Cette mode a conquis la jeunesse de Côte d’Ivoire — où près des deux tiers de la population ont moins de 25 ans — depuis qu’elle a émergé, il y a quelques années, de la musique de danse populaire « coupé-décalé ».

« Le biama, c’est la joie de vivre ; c’est le rire. N’est-ce pas ? Ce sont aussi les expressions faciales. Ainsi, quand on observe les expressions faciales des femmes d’âge mûr – prenons, par exemple, leur joie de vivre –, ce sont des phénomènes sociaux, des aspects de la société qui peuvent perdurer dans le temps.
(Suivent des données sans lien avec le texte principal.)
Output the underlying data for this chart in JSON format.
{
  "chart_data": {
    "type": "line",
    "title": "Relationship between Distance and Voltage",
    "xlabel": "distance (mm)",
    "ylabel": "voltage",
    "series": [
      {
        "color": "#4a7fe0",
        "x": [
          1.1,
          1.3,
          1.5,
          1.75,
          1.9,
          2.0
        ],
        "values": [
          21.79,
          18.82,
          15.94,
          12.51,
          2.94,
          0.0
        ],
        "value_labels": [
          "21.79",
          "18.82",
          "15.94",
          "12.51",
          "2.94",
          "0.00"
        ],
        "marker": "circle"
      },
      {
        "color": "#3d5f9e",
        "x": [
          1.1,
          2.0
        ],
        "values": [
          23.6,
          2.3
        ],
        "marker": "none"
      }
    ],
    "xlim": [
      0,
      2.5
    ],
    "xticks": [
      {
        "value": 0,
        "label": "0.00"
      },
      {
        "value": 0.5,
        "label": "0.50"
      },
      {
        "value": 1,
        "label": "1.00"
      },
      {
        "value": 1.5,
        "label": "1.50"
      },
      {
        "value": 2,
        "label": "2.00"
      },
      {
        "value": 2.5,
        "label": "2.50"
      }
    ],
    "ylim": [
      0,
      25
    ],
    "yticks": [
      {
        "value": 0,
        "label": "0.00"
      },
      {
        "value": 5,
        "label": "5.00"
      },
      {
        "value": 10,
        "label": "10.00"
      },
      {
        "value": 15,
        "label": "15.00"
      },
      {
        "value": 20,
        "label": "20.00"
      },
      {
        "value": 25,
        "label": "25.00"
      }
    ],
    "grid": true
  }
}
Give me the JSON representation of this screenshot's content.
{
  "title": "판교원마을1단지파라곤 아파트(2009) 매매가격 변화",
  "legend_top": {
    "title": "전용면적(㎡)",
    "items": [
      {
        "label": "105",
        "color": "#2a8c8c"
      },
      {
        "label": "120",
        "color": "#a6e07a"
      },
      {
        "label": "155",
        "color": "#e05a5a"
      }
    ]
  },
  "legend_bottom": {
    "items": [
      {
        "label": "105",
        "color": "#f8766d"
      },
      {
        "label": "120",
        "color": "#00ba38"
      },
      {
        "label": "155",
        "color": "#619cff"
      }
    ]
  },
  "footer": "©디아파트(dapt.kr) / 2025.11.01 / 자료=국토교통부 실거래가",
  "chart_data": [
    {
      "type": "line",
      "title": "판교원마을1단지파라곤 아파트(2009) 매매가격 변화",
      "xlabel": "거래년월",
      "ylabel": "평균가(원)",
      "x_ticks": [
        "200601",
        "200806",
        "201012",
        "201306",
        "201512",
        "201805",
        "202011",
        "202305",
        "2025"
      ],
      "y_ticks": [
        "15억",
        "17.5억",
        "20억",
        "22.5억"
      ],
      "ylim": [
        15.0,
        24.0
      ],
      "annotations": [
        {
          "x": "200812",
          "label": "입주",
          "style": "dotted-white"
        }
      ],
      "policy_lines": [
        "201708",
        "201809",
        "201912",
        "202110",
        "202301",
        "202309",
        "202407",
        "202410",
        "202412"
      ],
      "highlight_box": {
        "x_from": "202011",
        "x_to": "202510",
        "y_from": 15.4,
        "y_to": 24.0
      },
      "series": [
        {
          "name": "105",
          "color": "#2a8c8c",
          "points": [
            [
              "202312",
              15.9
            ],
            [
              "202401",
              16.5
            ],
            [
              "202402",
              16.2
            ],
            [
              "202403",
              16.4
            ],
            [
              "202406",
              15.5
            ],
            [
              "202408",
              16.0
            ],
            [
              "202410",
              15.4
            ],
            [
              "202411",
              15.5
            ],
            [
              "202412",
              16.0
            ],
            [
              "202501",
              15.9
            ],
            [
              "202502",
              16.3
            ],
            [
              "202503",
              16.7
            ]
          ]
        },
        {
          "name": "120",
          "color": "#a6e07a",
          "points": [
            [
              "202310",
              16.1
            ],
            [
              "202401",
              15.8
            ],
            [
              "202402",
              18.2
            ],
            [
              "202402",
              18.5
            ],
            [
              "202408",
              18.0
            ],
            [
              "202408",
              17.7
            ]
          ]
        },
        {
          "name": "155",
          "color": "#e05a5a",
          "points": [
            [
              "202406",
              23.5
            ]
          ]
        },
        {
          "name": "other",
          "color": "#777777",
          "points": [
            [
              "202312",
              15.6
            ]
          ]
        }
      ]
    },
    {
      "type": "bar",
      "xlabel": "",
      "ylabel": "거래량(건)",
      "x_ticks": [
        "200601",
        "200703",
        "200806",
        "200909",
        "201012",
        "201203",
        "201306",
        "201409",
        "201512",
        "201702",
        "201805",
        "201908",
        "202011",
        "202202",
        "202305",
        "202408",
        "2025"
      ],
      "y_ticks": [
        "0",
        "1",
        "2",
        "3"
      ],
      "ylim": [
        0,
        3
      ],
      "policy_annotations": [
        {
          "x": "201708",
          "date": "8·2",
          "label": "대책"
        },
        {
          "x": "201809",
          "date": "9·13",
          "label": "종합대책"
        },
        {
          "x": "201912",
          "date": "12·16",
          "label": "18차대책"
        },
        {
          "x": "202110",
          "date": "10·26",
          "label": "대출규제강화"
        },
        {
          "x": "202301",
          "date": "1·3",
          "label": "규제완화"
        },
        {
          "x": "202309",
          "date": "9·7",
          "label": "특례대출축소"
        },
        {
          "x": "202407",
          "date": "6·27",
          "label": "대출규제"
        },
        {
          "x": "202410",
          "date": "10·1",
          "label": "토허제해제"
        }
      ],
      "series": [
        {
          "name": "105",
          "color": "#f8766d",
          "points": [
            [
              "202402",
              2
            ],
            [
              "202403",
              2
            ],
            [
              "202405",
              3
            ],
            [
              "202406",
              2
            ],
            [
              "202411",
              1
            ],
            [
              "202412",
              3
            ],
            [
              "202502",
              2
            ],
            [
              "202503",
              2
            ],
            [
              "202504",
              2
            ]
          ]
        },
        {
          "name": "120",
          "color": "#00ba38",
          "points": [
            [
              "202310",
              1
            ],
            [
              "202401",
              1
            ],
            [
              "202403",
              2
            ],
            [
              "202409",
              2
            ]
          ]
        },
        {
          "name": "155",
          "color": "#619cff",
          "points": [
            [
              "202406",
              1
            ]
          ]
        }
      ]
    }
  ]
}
Alors, avouons-le, le biama a bel et bien le potentiel de perdurer, car nous aurons toujours besoin de rire et de nous taquiner les uns les autres, tout simplement. », a indiqué Stéphane Babo, sociologue.

Le biama est né par hasard en 2021 dans une salle de jeux vidéo, lorsqu’un jeune homme exubérant s’est levé d’un bond et s’est mis à improviser des pas de danse pour fêter un gain d’argent, filmé par son ami.

Aujourd’hui, Karl Guei, surnommé « Kalomaman », compte deux millions d’abonnés sur TikTok, selon le journaliste culturel Toussaint Konan.